Laboratory Task 3 – Back Propagation

Laboratory Task 3 – Back Propagation#

Name: Joanna Reyda Santos
Section: DS4A

Instruction: Perform a forward and backward propagation in python using the inputs from Laboratory Task 2

# Import necessary libraries
import numpy as np
import warnings
warnings.filterwarnings("ignore")
# Input and target (from Task 2)
x = np.array([1, 0, 1])
y = np.array([1])

# Learning rate
lr = 0.001

# ReLU activation and derivative
def relu(z):
    return np.maximum(0, z)

def relu_deriv(z):
    return (z > 0).astype(float)

# Initialize weights (same as Task 2)
W_hidden = np.array([
    [0.2, -0.3],
    [0.4,  0.1],
    [-0.5, 0.2]
])  # shape (3,2)

W_output = np.array([
    [-0.3],
    [-0.2]
])  # shape (2,1)

# Biases [θ1, θ2, θ3]
theta = np.array([-0.4, 0.2, 0.1])

Forward Pass#

# Step 1: Compute hidden layer pre-activation
z_hidden = x @ W_hidden + theta[:2]     # (1x3) dot (3x2) + bias(2,)

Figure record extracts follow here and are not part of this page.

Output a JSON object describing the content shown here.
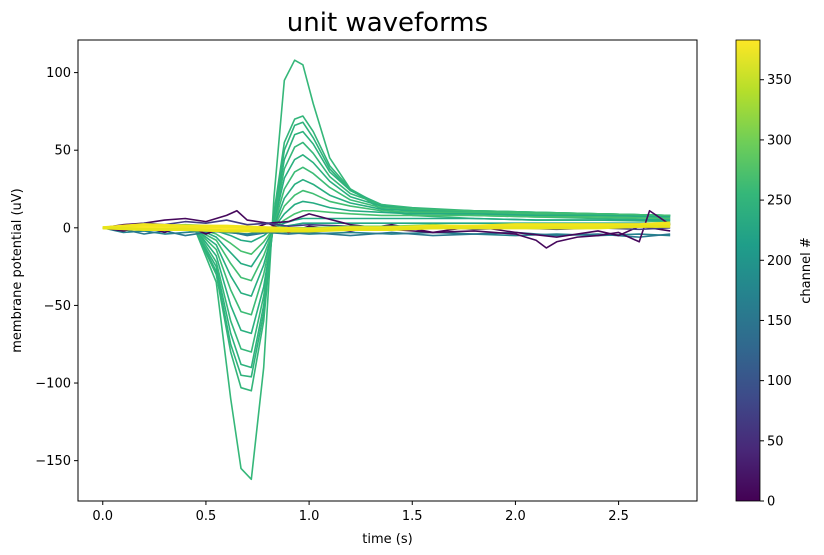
{
  "chart_data": {
    "type": "line",
    "title": "unit waveforms",
    "xlabel": "time (s)",
    "ylabel": "membrane potential (uV)",
    "xlim": [
      -0.12,
      2.88
    ],
    "ylim": [
      -176,
      121
    ],
    "xticks": [
      0.0,
      0.5,
      1.0,
      1.5,
      2.0,
      2.5
    ],
    "xtick_labels": [
      "0.0",
      "0.5",
      "1.0",
      "1.5",
      "2.0",
      "2.5"
    ],
    "yticks": [
      100,
      50,
      0,
      -50,
      -100,
      -150
    ],
    "ytick_labels": [
      "100",
      "50",
      "0",
      "−50",
      "−100",
      "−150"
    ],
    "grid": false,
    "colorbar": {
      "label": "channel #",
      "range": [
        0,
        383
      ],
      "ticks": [
        0,
        50,
        100,
        150,
        200,
        250,
        300,
        350
      ],
      "tick_labels": [
        "0",
        "50",
        "100",
        "150",
        "200",
        "250",
        "300",
        "350"
      ],
      "colormap": "viridis",
      "colormap_stops": [
        "#440154",
        "#482878",
        "#3e4a89",
        "#31688e",
        "#26828e",
        "#1f9e89",
        "#35b779",
        "#6ece58",
        "#b5de2b",
        "#fde725"
      ]
    },
    "series": [
      {
        "channel": 263,
        "color": "#35b779",
        "x": [
          0.0,
          0.3,
          0.45,
          0.55,
          0.62,
          0.67,
          0.72,
          0.78,
          0.83,
          0.88,
          0.93,
          0.97,
          1.02,
          1.1,
          1.2,
          1.35,
          1.5,
          1.8,
          2.1,
          2.4,
          2.75
        ],
        "y": [
          0,
          0,
          -2,
          -35,
          -110,
          -155,
          -162,
          -90,
          20,
          95,
          108,
          105,
          80,
          45,
          25,
          12,
          8,
          6,
          5,
          5,
          4
        ]
      },
      {
        "channel": 258,
        "color": "#33b57a",
        "x": [
          0.0,
          0.3,
          0.45,
          0.55,
          0.62,
          0.67,
          0.72,
          0.78,
          0.83,
          0.88,
          0.93,
          0.97,
          1.02,
          1.1,
          1.2,
          1.35,
          1.5,
          1.8,
          2.1,
          2.4,
          2.75
        ],
        "y": [
          0,
          0,
          -2,
          -30,
          -80,
          -103,
          -105,
          -60,
          10,
          55,
          70,
          72,
          62,
          40,
          25,
          14,
          10,
          8,
          7,
          6,
          5
        ]
      },
      {
        "channel": 255,
        "color": "#30b27c",
        "x": [
          0.0,
          0.3,
          0.45,
          0.55,
          0.62,
          0.67,
          0.72,
          0.78,
          0.83,
          0.88,
          0.93,
          0.97,
          1.02,
          1.1,
          1.2,
          1.35,
          1.5,
          1.8,
          2.1,
          2.4,
          2.75
        ],
        "y": [
          0,
          0,
          -2,
          -28,
          -75,
          -95,
          -96,
          -55,
          8,
          50,
          66,
          68,
          58,
          38,
          24,
          14,
          11,
          9,
          8,
          7,
          6
        ]
      },
      {
        "channel": 252,
        "color": "#2db27d",
        "x": [
          0.0,
          0.3,
          0.45,
          0.55,
          0.62,
          0.67,
          0.72,
          0.78,
          0.83,
          0.88,
          0.93,
          0.97,
          1.02,
          1.1,
          1.2,
          1.35,
          1.5,
          1.8,
          2.1,
          2.4,
          2.75
        ],
        "y": [
          0,
          0,
          -2,
          -25,
          -68,
          -88,
          -90,
          -50,
          5,
          44,
          60,
          62,
          54,
          36,
          24,
          15,
          12,
          10,
          9,
          8,
          7
        ]
      },
      {
        "channel": 260,
        "color": "#35b779",
        "x": [
          0.0,
          0.3,
          0.45,
          0.55,
          0.62,
          0.67,
          0.72,
          0.78,
          0.83,
          0.88,
          0.93,
          0.97,
          1.02,
          1.1,
          1.2,
          1.35,
          1.5,
          1.8,
          2.1,
          2.4,
          2.75
        ],
        "y": [
          0,
          0,
          -1,
          -22,
          -60,
          -78,
          -80,
          -44,
          4,
          38,
          52,
          55,
          48,
          33,
          22,
          15,
          13,
          11,
          10,
          9,
          8
        ]
      },
      {
        "channel": 249,
        "color": "#2ab07f",
        "x": [
          0.0,
          0.3,
          0.45,
          0.55,
          0.62,
          0.67,
          0.72,
          0.78,
          0.83,
          0.88,
          0.93,
          0.97,
          1.02,
          1.1,
          1.2,
          1.35,
          1.5,
          1.8,
          2.1,
          2.4,
          2.75
        ],
        "y": [
          0,
          0,
          -1,
          -18,
          -50,
          -66,
          -68,
          -38,
          3,
          32,
          44,
          47,
          42,
          30,
          20,
          14,
          12,
          11,
          10,
          9,
          8
        ]
      },
      {
        "channel": 265,
        "color": "#3bbb75",
        "x": [
          0.0,
          0.3,
          0.45,
          0.55,
          0.62,
          0.67,
          0.72,
          0.78,
          0.83,
          0.88,
          0.93,
          0.97,
          1.02,
          1.1,
          1.2,
          1.35,
          1.5,
          1.8,
          2.1,
          2.4,
          2.75
        ],
        "y": [
          0,
          0,
          -1,
          -14,
          -40,
          -54,
          -56,
          -30,
          2,
          25,
          36,
          39,
          35,
          26,
          18,
          13,
          12,
          11,
          10,
          9,
          8
        ]
      },
      {
        "channel": 246,
        "color": "#28ae80",
        "x": [
          0.0,
          0.3,
          0.45,
          0.55,
          0.62,
          0.67,
          0.72,
          0.78,
          0.83,
          0.88,
          0.93,
          0.97,
          1.02,
          1.1,
          1.2,
          1.35,
          1.5,
          1.8,
          2.1,
          2.4,
          2.75
        ],
        "y": [
          0,
          0,
          -1,
          -11,
          -31,
          -42,
          -44,
          -24,
          1,
          19,
          28,
          31,
          28,
          21,
          16,
          12,
          11,
          10,
          9,
          9,
          8
        ]
      },
      {
        "channel": 268,
        "color": "#40bd72",
        "x": [
          0.0,
          0.3,
          0.45,
          0.55,
          0.62,
          0.67,
          0.72,
          0.78,
          0.83,
          0.88,
          0.93,
          0.97,
          1.02,
          1.1,
          1.2,
          1.35,
          1.5,
          1.8,
          2.1,
          2.4,
          2.75
        ],
        "y": [
          0,
          0,
          -1,
          -8,
          -23,
          -32,
          -34,
          -18,
          0,
          14,
          21,
          24,
          22,
          17,
          14,
          11,
          10,
          10,
          9,
          9,
          8
        ]
      },
      {
        "channel": 243,
        "color": "#25ab82",
        "x": [
          0.0,
          0.3,
          0.45,
          0.55,
          0.62,
          0.67,
          0.72,
          0.78,
          0.83,
          0.88,
          0.93,
          0.97,
          1.02,
          1.1,
          1.2,
          1.35,
          1.5,
          1.8,
          2.1,
          2.4,
          2.75
        ],
        "y": [
          0,
          0,
          0,
          -6,
          -16,
          -23,
          -25,
          -13,
          0,
          9,
          15,
          17,
          16,
          13,
          11,
          10,
          9,
          9,
          8,
          8,
          7
        ]
      },
      {
        "channel": 271,
        "color": "#46c06f",
        "x": [
          0.0,
          0.3,
          0.45,
          0.55,
          0.62,
          0.67,
          0.72,
          0.78,
          0.83,
          0.88,
          0.93,
          0.97,
          1.02,
          1.1,
          1.2,
          1.35,
          1.5,
          1.8,
          2.1,
          2.4,
          2.75
        ],
        "y": [
          0,
          0,
          0,
          -4,
          -10,
          -15,
          -17,
          -9,
          0,
          5,
          9,
          11,
          11,
          10,
          9,
          8,
          8,
          8,
          7,
          7,
          6
        ]
      },
      {
        "channel": 240,
        "color": "#23a983",
        "x": [
          0.0,
          0.3,
          0.45,
          0.55,
          0.62,
          0.67,
          0.72,
          0.78,
          0.83,
          0.88,
          0.93,
          0.97,
          1.02,
          1.1,
          1.2,
          1.35,
          1.5,
          1.8,
          2.1,
          2.4,
          2.75
        ],
        "y": [
          0,
          0,
          0,
          -2,
          -5,
          -8,
          -9,
          -5,
          0,
          3,
          5,
          6,
          6,
          6,
          6,
          6,
          6,
          6,
          5,
          5,
          5
        ]
      },
      {
        "channel": 237,
        "color": "#22a785",
        "x": [
          0.0,
          0.3,
          0.45,
          0.55,
          0.62,
          0.67,
          0.72,
          0.78,
          0.83,
          0.88,
          0.93,
          0.97,
          1.02,
          1.1,
          1.2,
          1.35,
          1.5,
          1.8,
          2.1,
          2.4,
          2.75
        ],
        "y": [
          0,
          0,
          0,
          -1,
          -3,
          -4,
          -4,
          -2,
          0,
          1,
          2,
          3,
          3,
          3,
          3,
          3,
          3,
          3,
          3,
          3,
          3
        ]
      },
      {
        "channel": 175,
        "color": "#25838e",
        "x": [
          0.0,
          0.1,
          0.2,
          0.3,
          0.4,
          0.5,
          0.6,
          0.7,
          0.8,
          0.9,
          1.0,
          1.2,
          1.4,
          1.6,
          1.8,
          2.0,
          2.2,
          2.4,
          2.6,
          2.75
        ],
        "y": [
          0,
          -3,
          -2,
          -4,
          -3,
          -2,
          -3,
          -4,
          -2,
          -3,
          -4,
          -3,
          -4,
          -3,
          -4,
          -5,
          -4,
          -5,
          -4,
          -5
        ]
      },
      {
        "channel": 160,
        "color": "#29788e",
        "x": [
          0.0,
          0.1,
          0.2,
          0.3,
          0.4,
          0.5,
          0.6,
          0.7,
          0.8,
          0.9,
          1.0,
          1.2,
          1.4,
          1.6,
          1.8,
          2.0,
          2.2,
          2.4,
          2.6,
          2.75
        ],
        "y": [
          0,
          -1,
          -4,
          -2,
          -5,
          -3,
          -2,
          -5,
          -3,
          -4,
          -3,
          -5,
          -3,
          -5,
          -4,
          -3,
          -5,
          -4,
          -6,
          -4
        ]
      },
      {
        "channel": 20,
        "color": "#46085c",
        "x": [
          0.0,
          0.1,
          0.2,
          0.3,
          0.4,
          0.5,
          0.6,
          0.65,
          0.7,
          0.8,
          0.9,
          1.0,
          1.2,
          1.4,
          1.6,
          1.8,
          2.0,
          2.1,
          2.15,
          2.2,
          2.3,
          2.4,
          2.5,
          2.6,
          2.65,
          2.75
        ],
        "y": [
          0,
          2,
          3,
          5,
          6,
          4,
          8,
          11,
          5,
          3,
          4,
          9,
          2,
          -1,
          -3,
          -2,
          -4,
          -8,
          -13,
          -9,
          -6,
          -5,
          -3,
          -9,
          11,
          2
        ]
      },
      {
        "channel": 5,
        "color": "#450559",
        "x": [
          0.0,
          0.1,
          0.2,
          0.3,
          0.4,
          0.5,
          0.6,
          0.7,
          0.8,
          0.9,
          1.0,
          1.2,
          1.4,
          1.6,
          1.8,
          2.0,
          2.2,
          2.4,
          2.5,
          2.6,
          2.75
        ],
        "y": [
          0,
          -2,
          1,
          -3,
          2,
          -4,
          1,
          -2,
          3,
          -3,
          1,
          -2,
          2,
          -3,
          1,
          -3,
          -6,
          -2,
          -5,
          1,
          -2
        ]
      },
      {
        "channel": 75,
        "color": "#433e85",
        "x": [
          0.0,
          0.1,
          0.2,
          0.3,
          0.4,
          0.5,
          0.6,
          0.7,
          0.8,
          0.9,
          1.0,
          1.2,
          1.4,
          1.6,
          1.8,
          2.0,
          2.2,
          2.4,
          2.6,
          2.75
        ],
        "y": [
          0,
          1,
          3,
          2,
          4,
          3,
          5,
          2,
          3,
          1,
          2,
          1,
          0,
          1,
          -1,
          0,
          -1,
          0,
          -1,
          0
        ]
      },
      {
        "channel": 300,
        "color": "#7ad151",
        "x": [
          0.0,
          0.2,
          0.4,
          0.6,
          0.8,
          1.0,
          1.2,
          1.4,
          1.6,
          1.8,
          2.0,
          2.2,
          2.4,
          2.6,
          2.75
        ],
        "y": [
          0,
          1,
          2,
          1,
          0,
          0,
          1,
          1,
          2,
          1,
          1,
          2,
          1,
          2,
          2
        ]
      },
      {
        "channel": 383,
        "color": "#fde725",
        "x": [
          0.0,
          0.2,
          0.4,
          0.6,
          0.8,
          1.0,
          1.2,
          1.4,
          1.6,
          1.8,
          2.0,
          2.2,
          2.4,
          2.6,
          2.75
        ],
        "y": [
          0,
          1,
          0,
          0,
          -1,
          -1,
          -1,
          0,
          0,
          1,
          1,
          1,
          1,
          1,
          2
        ]
      },
      {
        "channel": 375,
        "color": "#f1e51d",
        "x": [
          0.0,
          0.2,
          0.4,
          0.6,
          0.8,
          1.0,
          1.2,
          1.4,
          1.6,
          1.8,
          2.0,
          2.2,
          2.4,
          2.6,
          2.75
        ],
        "y": [
          0,
          2,
          1,
          1,
          0,
          -1,
          0,
          0,
          1,
          1,
          2,
          2,
          2,
          2,
          3
        ]
      },
      {
        "channel": 370,
        "color": "#e7e419",
        "x": [
          0.0,
          0.2,
          0.4,
          0.6,
          0.8,
          1.0,
          1.2,
          1.4,
          1.6,
          1.8,
          2.0,
          2.2,
          2.4,
          2.6,
          2.75
        ],
        "y": [
          0,
          -1,
          -1,
          -2,
          -2,
          -2,
          -1,
          -1,
          0,
          0,
          0,
          0,
          0,
          1,
          1
        ]
      }
    ]
  }
}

# Step 2: Apply ReLU activation
h = relu(z_hidden)                      # hidden activations

# Step 3: Compute output layer pre-activation and activation
z_out = h @ W_output + theta[2]         # (1x2) dot (2x1) + bias
y_hat = relu(z_out)                     # output activation

# Step 4: Compute mean squared error
loss = 0.5 * (y - y_hat) ** 2

print("Forward pass prediction:", y_hat)
print("Loss:", loss)
Forward pass prediction: [0.08103955]
Loss: [0.42224416]

BACKWARD PASS#

# Step 1: Compute output layer gradients
dL_dyhat = y_hat - y                     # derivative of error wrt predicted output
dyhat_dzout = relu_deriv(z_out)          # derivative of activation
dL_dzout = dL_dyhat * dyhat_dzout        # chain rule

# Step 2: Output weights and bias gradient
dL_dW_output = h.reshape(-1, 1) * dL_dzout
dL_dtheta3 = dL_dzout

# Step 3: Backpropagate to hidden layer
dzout_dh = W_output.flatten()            
dL_dh = dL_dzout * dzout_dh
dh_dz_hidden = relu_deriv(z_hidden)
dL_dz_hidden = dL_dh * dh_dz_hidden

# Step 4: Hidden weights and bias gradients
dL_dW_hidden = np.outer(x, dL_dz_hidden)
dL_dtheta_hidden = dL_dz_hidden        
# Update weights (Gradient Descent): W = W - lr * dL_dW
W_output -= lr * dL_dW_output
theta[2] -= lr * dL_dtheta3

W_hidden -= lr * dL_dW_hidden
theta[:2] -= lr * dL_dtheta_hidden

print("Updated W_hidden:\n", W_hidden)
print("Updated W_output:\n", W_output)
print("Updated theta:", theta)
Updated W_hidden:
 [[ 0.2        -0.30036771]
 [ 0.4         0.1       ]
 [-0.5         0.19963229]]
Updated W_output:
 [[-0.3       ]
 [-0.19981661]]
Updated theta: [-0.4         0.19963229  0.10183896]

Reflection#

In this lab, I applied both forward and backward propagation steps using NumPy. I learned how gradients flow backward from the output layer to the hidden layer and how each parameter (weights and biases) adjusts slightly to minimize the loss. Seeing the numerical updates in each step makes it clearer how learning actually happens in neural networks through gradient descent.